Paw Prints Make Strides in California


By Eunice Kim

I remember when we first brought my dog into our family home and into our hearts. Beyond the fact that he looked like a fluffy cotton ball with a heart-shaped nose, he demonstrated a contagious warmth due to his soft character and fervor for life. With that wagging tail and love of cuddles, I didn’t think to look into his origins, that he was a new member of our family was enough.

However, even a dog as cute as mine can have a sad backstory, often at the hands of dubious pet shelters or retail pet stores.

After all, one of the main issues regarding the sale of pets at pet stores is the topic of where they come from. The Humane Society of the United States and the Pet Rescue and Adoption Act claim that most dogs have their origins in “puppy mills,” commercial breeder sites of substandard conditions where puppies and kittens are mass-bred in the name of profit.  

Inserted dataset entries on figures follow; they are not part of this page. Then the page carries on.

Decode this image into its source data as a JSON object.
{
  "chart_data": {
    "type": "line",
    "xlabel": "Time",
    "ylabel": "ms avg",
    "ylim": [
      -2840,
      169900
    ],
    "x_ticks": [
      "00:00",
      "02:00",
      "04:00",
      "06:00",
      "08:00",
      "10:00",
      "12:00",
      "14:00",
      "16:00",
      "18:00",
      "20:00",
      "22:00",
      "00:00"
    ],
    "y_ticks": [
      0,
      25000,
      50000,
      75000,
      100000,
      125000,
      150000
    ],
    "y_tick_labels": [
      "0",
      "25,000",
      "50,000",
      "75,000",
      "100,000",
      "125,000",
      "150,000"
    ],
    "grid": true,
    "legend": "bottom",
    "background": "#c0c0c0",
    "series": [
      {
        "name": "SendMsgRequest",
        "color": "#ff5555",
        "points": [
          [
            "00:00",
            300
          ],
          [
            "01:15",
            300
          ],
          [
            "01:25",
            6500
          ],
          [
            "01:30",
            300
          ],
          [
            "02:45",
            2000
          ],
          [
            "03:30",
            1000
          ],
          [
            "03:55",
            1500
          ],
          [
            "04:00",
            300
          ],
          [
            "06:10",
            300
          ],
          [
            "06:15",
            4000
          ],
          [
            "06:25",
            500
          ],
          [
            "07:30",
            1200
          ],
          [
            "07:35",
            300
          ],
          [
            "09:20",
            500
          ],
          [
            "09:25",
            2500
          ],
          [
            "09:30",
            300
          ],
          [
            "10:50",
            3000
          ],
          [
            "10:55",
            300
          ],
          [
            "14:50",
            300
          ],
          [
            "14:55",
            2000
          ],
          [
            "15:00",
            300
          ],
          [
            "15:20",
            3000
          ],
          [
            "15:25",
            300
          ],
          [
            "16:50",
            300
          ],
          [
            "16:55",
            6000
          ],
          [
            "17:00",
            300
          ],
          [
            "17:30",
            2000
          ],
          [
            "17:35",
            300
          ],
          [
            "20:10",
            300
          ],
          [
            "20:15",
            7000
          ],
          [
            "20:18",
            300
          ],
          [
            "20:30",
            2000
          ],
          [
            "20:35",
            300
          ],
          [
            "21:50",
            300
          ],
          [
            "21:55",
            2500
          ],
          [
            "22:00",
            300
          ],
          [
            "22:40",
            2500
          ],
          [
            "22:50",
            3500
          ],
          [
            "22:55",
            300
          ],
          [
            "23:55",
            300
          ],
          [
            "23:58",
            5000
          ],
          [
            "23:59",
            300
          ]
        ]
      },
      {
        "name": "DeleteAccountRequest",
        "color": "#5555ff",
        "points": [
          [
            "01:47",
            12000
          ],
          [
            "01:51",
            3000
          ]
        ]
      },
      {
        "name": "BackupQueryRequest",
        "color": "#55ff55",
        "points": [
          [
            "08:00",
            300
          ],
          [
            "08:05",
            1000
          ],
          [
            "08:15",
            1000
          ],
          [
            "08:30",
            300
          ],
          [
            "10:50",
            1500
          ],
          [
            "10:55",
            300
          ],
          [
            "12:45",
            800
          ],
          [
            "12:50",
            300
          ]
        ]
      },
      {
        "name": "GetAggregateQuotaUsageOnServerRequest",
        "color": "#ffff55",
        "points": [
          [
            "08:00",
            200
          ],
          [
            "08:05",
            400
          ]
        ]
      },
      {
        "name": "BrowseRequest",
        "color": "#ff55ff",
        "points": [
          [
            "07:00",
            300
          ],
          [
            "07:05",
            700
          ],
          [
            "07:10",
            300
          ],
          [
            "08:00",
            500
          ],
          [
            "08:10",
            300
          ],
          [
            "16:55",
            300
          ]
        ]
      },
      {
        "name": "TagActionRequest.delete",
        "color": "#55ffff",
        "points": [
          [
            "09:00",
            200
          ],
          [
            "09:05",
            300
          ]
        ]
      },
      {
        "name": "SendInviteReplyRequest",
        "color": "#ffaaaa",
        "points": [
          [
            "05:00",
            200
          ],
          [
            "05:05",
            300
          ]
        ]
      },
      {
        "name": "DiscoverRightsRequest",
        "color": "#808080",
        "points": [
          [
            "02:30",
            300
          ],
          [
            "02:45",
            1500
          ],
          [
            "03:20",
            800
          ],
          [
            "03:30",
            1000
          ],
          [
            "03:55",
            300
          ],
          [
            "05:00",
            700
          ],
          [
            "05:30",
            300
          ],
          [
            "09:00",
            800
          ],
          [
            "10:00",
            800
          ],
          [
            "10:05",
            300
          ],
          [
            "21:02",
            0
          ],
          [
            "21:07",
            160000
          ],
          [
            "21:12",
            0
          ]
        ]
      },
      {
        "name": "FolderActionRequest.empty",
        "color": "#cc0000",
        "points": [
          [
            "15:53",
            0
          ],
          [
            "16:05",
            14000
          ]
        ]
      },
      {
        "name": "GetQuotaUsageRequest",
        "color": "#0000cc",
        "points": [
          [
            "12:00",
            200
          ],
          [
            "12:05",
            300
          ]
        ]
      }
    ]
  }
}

Ordinances protecting such pets have been implemented in many cities, but as of now, the California is the first state in the nation to ban retail sales of dogs, cats, and rabbits.

In California, the harsh breeding conditions as well as heavy financial costs of maintaining shelters (which California taxpayers pay) influenced a bill called The Pet Rescue and Adoption Act (or AB 485) which was passed by legislators in 2018 and then signed into law by Governor Jerry Brown.

The law, which was put in effect on January 1 of this year, states that pet store operators offering dogs, cats, or rabbits for retail sale can only receive the animals from an animal shelter or rescue group, not breeders. Individuals can still purchase animals from private breeders, however the law does signify an end to the commercial breeding of animals.

Many who support the law believe that it can prevent animals from being bred under inhumane conditions and being consistently sent to shelters. On the other hand, those who opposed the bill claimed that it would put pet stores and thousands of pet professionals out of business. In fact, the Pet Industry Joint Council calls pet stores “the most regulated group of pet providers.”

The latter argument has not been met with unanimous agreement.

The Animal Welfare Act (AWA) is a law that requires wholesale retailers and dealers who provide animals to pet stores to be licensed with the United States Department of Agriculture (USDA),  an agency that oversees the commercial dog breeding industry. Yet, these two entities are deemed insufficient because of the minimal standards of humane treatment and little enforcement.

There are more than three million cats and dogs that respectively need homes from shelters, according to the Humane Society. So, regardless of one’s stance on the Pet Rescue and Adoption Act, there’s no doubt that it is a revolutionary law for the small furry creatures in our lives.